Contudo, estamos a falar de diversidade demográfica, quando o que verdadeiramente importa é a diversidade cognitiva: a pluralidade de ideias e forma de pensar, de personalidades e estilos, de preferências e valores. É certo que a primeira já potencia a segunda, mas nada impede uma organização de continuar a selecionar os seus trabalhadores por critérios de conformidade com a cultura existente e a perpetuar o mesmo leque restrito de caraterísticas; pelo contrário, é mesmo esta a tendência natural, pois os recrutadores tendem a escolher os candidatos que mais se parecem com eles mesmos.

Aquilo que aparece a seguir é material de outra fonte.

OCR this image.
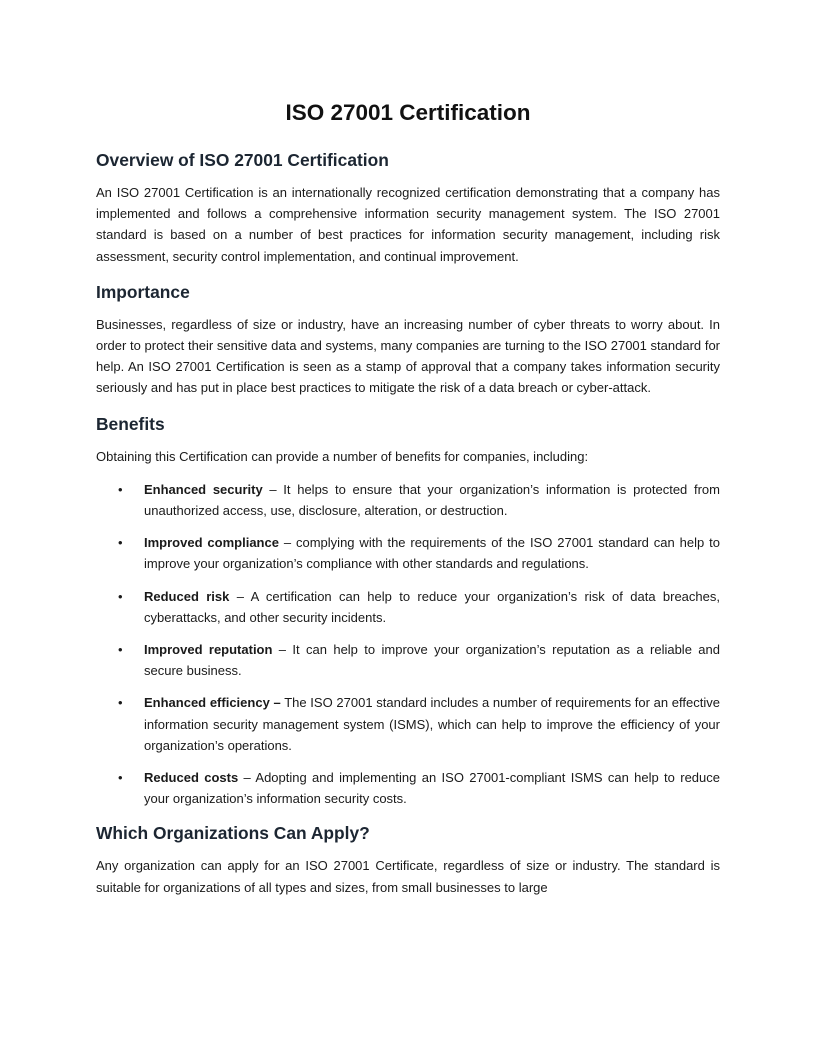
ISO 27001 Certification
Overview of ISO 27001 Certification

An ISO 27001 Certification is an internationally recognized certification demonstrating that a company has implemented and follows a comprehensive information security management system. The ISO 27001 standard is based on a number of best practices for information security management, including risk assessment, security control implementation, and continual improvement.

Importance

Businesses, regardless of size or industry, have an increasing number of cyber threats to worry about. In order to protect their sensitive data and systems, many companies are turning to the ISO 27001 standard for help. An ISO 27001 Certification is seen as a stamp of approval that a company takes information security seriously and has put in place best practices to mitigate the risk of a data breach or cyber-attack.

Benefits

Obtaining this Certification can provide a number of benefits for companies, including:

• Enhanced security – It helps to ensure that your organization’s information is protected from unauthorized access, use, disclosure, alteration, or destruction.
• Improved compliance – complying with the requirements of the ISO 27001 standard can help to improve your organization’s compliance with other standards and regulations.
• Reduced risk – A certification can help to reduce your organization’s risk of data breaches, cyberattacks, and other security incidents.
• Improved reputation – It can help to improve your organization’s reputation as a reliable and secure business.
• Enhanced efficiency – The ISO 27001 standard includes a number of requirements for an effective information security management system (ISMS), which can help to improve the efficiency of your organization’s operations.
• Reduced costs – Adopting and implementing an ISO 27001-compliant ISMS can help to reduce your organization’s information security costs.
Which Organizations Can Apply?

Any organization can apply for an ISO 27001 Certificate, regardless of size or industry. The standard is suitable for organizations of all types and sizes, from small businesses to large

Para que a diversidade demográfica se traduza em diversidade cognitiva, é indispensável que as organizações revejam e alterem os seus processos de gestão de pessoas, a começar pela aquisição de talento. O futuro pertence às organizações que souberem cultivar uma cultura vibrante, onde haja lugar para todos os que, embora pensando e agindo de forma diferente, aceitem respeitar um núcleo de “princípios sagrados” aos quais, além dos que mais atrás referi, se juntem agora outros dois: tolerância e colaboração. Organizações que, não satisfeitas com a pluralidade que já conseguiram, procuram todos os dias aumentá-la abrindo-se ao exterior. Organizações que nunca se cansam de aprender, porque sabem que não vale a pena aprender o que já sabemos, e que só conseguimos aprender com o outro quando ele é mesmo “outro”, ou seja, diferente de nós. i Apesar de não se encontrar uma única referência a esta frase em nenhum dos muitos livros escritos por Drucker, atas de conferências, planos e registos de aulas, etc.

Acreditem que uma cultura como esta come qualquer estratégia ao pequeno-almoço… e ao almoço e ao jantar.